# extracting audio from .exe



## root.king (Sep 14, 2012)

guys just 5days back i had downloaded a .exe file (81kb)when i click on it, it plays a nice tune and i want to extract it..
Today i used 'resource hacker' but i cant able to extract that audio file its saying the file compiled by an exe compiler,what can i do guys.


----------



## krishnandu.sarkar (Sep 14, 2012)

AFAIK It's not possible. (Correct me if I'm wrong)


----------



## root.king (Sep 14, 2012)

krishnandu.sarkar said:


> AFAIK It's not possible. (Correct me if I'm wrong)



why cant,

'resource hacker' only showing some .gif files and lot means lot of binary codes only

guys can anybody help,i need that tune for my cellphone


----------



## whitestar_999 (Sep 14, 2012)

it will take good knowledge of coding/decoding/packers/assembly language about the same level as that of the person who made that exe to extract the sound file from exe.only way for you is to record the sound while playing using some software/hardware.


----------



## Zangetsu (Sep 14, 2012)

kiranbhat said:


> guys just 5days back i had downloaded a .exe file (81kb)when i click on it, it plays a nice tune and i want to extract it..
> Today i used 'resource hacker' but i cant able to extract that audio file its saying the file compiled by an exe compiler,what can i do guys.

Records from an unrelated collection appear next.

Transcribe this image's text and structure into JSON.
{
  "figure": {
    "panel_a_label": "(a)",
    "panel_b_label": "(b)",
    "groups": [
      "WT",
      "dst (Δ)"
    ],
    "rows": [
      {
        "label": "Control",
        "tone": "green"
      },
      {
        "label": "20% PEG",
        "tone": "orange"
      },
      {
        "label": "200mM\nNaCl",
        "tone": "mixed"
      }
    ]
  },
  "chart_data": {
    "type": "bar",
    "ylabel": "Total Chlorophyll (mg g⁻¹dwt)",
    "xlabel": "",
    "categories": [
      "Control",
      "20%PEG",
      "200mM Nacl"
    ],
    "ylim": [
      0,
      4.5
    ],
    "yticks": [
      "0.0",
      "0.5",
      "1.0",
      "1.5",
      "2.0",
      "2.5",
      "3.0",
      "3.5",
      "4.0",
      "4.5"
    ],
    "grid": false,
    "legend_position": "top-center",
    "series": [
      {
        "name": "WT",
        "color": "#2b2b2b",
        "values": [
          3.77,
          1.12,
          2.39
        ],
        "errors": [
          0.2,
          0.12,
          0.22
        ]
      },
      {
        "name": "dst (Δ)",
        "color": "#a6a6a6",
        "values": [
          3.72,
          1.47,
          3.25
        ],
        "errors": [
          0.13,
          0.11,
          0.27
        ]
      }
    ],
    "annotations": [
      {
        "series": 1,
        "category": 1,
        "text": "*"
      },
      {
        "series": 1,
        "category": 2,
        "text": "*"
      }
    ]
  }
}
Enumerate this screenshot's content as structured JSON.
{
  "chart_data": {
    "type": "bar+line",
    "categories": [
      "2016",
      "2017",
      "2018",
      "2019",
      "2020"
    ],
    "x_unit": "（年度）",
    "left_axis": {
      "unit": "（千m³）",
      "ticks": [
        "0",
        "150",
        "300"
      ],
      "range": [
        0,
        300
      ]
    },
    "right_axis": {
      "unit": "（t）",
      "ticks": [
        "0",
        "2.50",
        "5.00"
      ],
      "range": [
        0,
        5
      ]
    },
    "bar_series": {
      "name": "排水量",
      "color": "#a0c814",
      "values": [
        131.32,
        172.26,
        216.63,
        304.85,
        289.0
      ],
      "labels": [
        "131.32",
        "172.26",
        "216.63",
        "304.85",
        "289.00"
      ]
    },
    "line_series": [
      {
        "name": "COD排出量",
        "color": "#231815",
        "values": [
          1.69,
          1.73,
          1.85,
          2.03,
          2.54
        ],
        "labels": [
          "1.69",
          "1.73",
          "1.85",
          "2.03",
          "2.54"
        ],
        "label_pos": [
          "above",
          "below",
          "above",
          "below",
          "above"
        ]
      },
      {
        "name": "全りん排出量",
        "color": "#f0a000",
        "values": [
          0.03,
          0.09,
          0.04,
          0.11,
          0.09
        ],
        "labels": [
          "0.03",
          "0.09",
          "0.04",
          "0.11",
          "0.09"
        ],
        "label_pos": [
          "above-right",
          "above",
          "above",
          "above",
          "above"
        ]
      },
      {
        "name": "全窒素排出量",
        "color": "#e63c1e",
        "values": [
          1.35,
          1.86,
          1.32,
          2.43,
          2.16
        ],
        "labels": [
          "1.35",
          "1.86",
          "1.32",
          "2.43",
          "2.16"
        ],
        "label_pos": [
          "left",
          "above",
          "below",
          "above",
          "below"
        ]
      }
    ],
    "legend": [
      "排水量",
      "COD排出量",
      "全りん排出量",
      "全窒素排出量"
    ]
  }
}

No u can't resource hacker has limits...

the only way is to do reverse-engineering that decompiling it to get the source code/files.
but that is also tough...

u can record the sound by using a recorder.


----------



## root.king (Sep 14, 2012)

thanx for all your replys, guys,
i got that sound track from youtube, here is the link:
LHS; DFS - BrD - YouTube

but,
how can i extract audio from that video file

ya got it,
video to audio using VLC
WAV to mp3 format factory


----------



## Anorion (Sep 17, 2012)

wavepad, just record the sound


----------



## santhoshk (Sep 17, 2012)

You can extract media files from an .exe file using dissemblers .  I have done few times . I think its possible but little tough for a beginner


----------



## root.king (Sep 22, 2012)

thanx guys i'll try all of those.


----------



## Vyom (Sep 22, 2012)

kiranbhat said:


> thanx for all your replys, guys,
> i got that sound track from youtube, here is the link:
> LHS; DFS - BrD - YouTube



Lol.. heard such tunes a lot at some point of my life... 
K3yg3n$ FTW!!


----------



## root.king (Sep 23, 2012)

Vyom said:


> Lol.. heard such tunes a lot at some point of my life...
> K3yg3n$ FTW!!


ya xactly thats from a k3yg3N


----------



## d6bmg (Sep 24, 2012)

Record the audio.


----------